Willie Walsh, chief executive of British Airways (BA) owner International Airlines Group (IAG), said the redevelopment of its business lounge at George Best Belfast City Airport shows the airline is here to stay, although he doesn't envisage any new routes.
He said the Belfast to Heathrow service has been performing well since the airline took over the route as part of its buyout of BMI in 2012, and he was pleased its planes were established back in Northern Ireland.
British Airways had pulled the Belfast to London route in 2001, an act Mr Walsh said was "foolish behaviour" by his predecessor, but one which he didn't have plans to repeat.
The outspoken former pilot, who was previously head of Dublin-based carrier Aer Lingus, also pointed to the move of the service to Terminal 5 at Heathrow from its current disembarking point in Terminal 1.
"Connectivity is hugely important," he said. "Around 20% of our passengers to and from Belfast connect on to other flights at Heathrow and by moving to Terminal 5 we can reduce minimum connection times by half an hour."
That, Mr Walsh said, is important for the Northern Ireland economy.
"It's critical when you're trying to sell Northern Ireland to overseas investors," he said. "If they can get here easily then they're more likely to invest. The convenience of changing at the same terminal reinforces that. All the research we do shows if you make a service easy for people, it's more likely they'll use it."
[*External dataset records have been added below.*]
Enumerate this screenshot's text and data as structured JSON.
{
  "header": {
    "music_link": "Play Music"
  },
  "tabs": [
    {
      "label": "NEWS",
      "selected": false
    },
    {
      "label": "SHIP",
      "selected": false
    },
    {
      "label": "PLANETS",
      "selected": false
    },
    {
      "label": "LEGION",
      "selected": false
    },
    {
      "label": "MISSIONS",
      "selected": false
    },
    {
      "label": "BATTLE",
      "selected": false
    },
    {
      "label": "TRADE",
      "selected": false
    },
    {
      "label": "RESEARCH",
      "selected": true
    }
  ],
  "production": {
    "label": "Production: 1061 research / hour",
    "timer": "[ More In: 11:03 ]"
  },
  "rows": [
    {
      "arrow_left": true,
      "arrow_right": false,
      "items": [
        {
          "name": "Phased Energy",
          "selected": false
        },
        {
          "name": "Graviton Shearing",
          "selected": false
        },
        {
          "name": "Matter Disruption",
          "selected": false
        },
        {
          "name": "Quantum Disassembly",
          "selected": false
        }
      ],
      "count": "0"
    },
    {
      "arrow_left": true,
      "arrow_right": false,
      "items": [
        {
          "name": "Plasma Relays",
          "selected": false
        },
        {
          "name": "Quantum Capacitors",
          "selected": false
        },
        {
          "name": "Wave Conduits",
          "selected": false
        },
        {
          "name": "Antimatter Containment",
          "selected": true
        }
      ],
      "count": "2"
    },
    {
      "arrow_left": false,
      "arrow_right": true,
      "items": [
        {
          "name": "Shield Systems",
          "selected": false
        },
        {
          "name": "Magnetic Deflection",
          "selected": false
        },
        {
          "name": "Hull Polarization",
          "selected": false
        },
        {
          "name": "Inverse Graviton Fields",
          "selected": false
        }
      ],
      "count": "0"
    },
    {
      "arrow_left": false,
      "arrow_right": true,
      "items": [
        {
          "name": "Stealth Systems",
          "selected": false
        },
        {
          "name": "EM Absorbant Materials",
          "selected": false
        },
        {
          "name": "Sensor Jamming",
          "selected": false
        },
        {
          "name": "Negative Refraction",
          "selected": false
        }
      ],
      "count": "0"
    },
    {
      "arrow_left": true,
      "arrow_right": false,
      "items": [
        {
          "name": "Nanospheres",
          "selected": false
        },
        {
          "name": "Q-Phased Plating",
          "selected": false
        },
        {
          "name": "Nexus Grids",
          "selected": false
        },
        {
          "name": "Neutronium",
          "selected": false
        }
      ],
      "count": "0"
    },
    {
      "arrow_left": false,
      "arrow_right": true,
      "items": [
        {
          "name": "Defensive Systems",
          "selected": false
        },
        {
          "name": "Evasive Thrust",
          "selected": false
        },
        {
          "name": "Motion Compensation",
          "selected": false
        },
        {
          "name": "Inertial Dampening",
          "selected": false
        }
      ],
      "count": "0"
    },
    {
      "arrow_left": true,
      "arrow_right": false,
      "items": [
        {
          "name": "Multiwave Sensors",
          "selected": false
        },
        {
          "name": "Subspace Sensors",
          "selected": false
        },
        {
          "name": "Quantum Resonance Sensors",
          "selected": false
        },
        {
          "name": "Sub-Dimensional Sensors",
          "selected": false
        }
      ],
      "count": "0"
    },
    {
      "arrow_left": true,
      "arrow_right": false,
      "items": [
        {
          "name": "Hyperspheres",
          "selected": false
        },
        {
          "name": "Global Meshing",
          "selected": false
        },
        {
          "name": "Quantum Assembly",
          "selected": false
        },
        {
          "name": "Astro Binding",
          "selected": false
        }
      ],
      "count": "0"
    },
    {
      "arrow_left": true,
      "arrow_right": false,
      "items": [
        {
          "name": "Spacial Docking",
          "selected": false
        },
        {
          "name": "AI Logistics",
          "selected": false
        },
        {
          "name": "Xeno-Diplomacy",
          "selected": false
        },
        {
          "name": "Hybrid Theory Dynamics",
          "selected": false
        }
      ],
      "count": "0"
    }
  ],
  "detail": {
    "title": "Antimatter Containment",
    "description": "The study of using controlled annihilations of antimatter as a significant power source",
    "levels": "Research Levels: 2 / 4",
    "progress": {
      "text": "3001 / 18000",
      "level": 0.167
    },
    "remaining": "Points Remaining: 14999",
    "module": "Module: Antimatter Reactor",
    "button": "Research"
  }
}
Selling the ease of connectivity to the rest of the world to Northern Ireland customers will be seen as a priority for BA, as it competes with international services from Dublin airport.
Aer Lingus, which switched its Northern Ireland base from Belfast International to Belfast City Airport in 2012, is BA's closest competition on the Heathrow route and the Irish flag carrier will continue to fly to Terminal 1.